Importantly, human-centered design doesn’t just lead to better products—it also creates more meaningful measures of success. For Acker, success often reveals itself not in data dashboards, but in human reactions: “It’s in those rare moments of wonder. It’s when a user pauses out of interest, taps a feature, then smiles as if they’ve discovered something that was always meant to be; or when a nurse mentions it to a colleague without being prompted.” In her view, effective HCD is about “finding the right balance between empathy and efficient utility,” and measuring signals of empowerment and mindset change alongside traditional metrics. 

For health care professionals considering HCD, both Nadel and Acker offer practical wisdom. Nadel advises: “Just try it.” Whether through hackathons, design sprints, or grassroots projects, there are increasing opportunities to experiment with HCD. Acker adds, “Start by asking ‘Why?’ twice as often as ‘How?’ Then create a team early—not as spectators but as co-creators.”  

She emphasizes the creative tension that arises when diverse voices, such as a nurse, a data analyst, and a patient advocate, come together to ideate and test. “That diversity of thought fuses into solutions no lone expert could imagine,” she says. “Then build something—anything—that feels unfinished and watch how people finish it. Observe quietly, then remove yourself from the story so you can see what truly matters. The real design emerges in the spaces you least expect. If you skip empathy, you skip insight.” 

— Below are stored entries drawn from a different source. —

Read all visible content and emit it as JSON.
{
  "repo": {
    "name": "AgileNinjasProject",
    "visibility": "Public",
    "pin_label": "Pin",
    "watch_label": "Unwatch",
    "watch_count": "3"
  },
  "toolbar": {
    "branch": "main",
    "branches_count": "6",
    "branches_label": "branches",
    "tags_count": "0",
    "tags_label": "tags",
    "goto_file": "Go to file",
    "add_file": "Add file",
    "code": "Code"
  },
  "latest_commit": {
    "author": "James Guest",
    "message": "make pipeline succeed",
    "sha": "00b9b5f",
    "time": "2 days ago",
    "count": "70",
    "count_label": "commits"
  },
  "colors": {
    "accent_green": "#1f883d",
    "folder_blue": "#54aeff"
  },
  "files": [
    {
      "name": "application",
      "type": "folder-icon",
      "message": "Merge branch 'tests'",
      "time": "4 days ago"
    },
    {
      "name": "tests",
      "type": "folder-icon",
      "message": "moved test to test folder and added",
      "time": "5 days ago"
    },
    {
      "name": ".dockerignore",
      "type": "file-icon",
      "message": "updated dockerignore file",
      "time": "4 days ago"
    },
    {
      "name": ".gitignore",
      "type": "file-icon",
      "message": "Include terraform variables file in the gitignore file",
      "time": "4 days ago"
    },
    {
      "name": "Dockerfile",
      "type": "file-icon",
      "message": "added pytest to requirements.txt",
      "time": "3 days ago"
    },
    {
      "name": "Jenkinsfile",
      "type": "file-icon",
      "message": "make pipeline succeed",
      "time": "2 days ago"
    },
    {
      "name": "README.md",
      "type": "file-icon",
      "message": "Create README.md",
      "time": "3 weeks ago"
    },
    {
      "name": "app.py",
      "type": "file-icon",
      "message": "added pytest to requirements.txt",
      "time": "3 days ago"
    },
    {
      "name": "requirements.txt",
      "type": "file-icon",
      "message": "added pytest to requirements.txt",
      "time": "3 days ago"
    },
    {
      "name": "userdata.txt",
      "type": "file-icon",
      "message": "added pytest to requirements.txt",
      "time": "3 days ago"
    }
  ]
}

Design thinking isn’t new, but its role in health care is only beginning to blossom. The World Economic Forum’s Future of Jobs Report 2025 ranks creativity, empathy, listening, and design thinking among the top emerging skills needed by 2030. As Nadel sees it, these capabilities will be critical as the field confronts two major challenges: the aging population and clinician burnout. 

Massachusetts General Hospital is already applying design methods to rethink care for older adults, a demographic that had been dubbed the “gray tsunami,” explains Nadel. This initiative—dubbed “Super Aging”—seeks to reimagine care delivery for this growing group, from where care happens to how it’s accessed and experienced. 

Simultaneously, HCD offers a path to restore joy to the health care workforce. “It empowers the frontline,” Nadel emphasizes. “When people see their ideas come to life, when they’re part of the solution, it gives them back control and creates real impact—for patients and providers alike.” 

The methodology might feel foreign at first, but its results are impossible to ignore. And the more you practice, the more you begin to see hidden possibilities everywhere.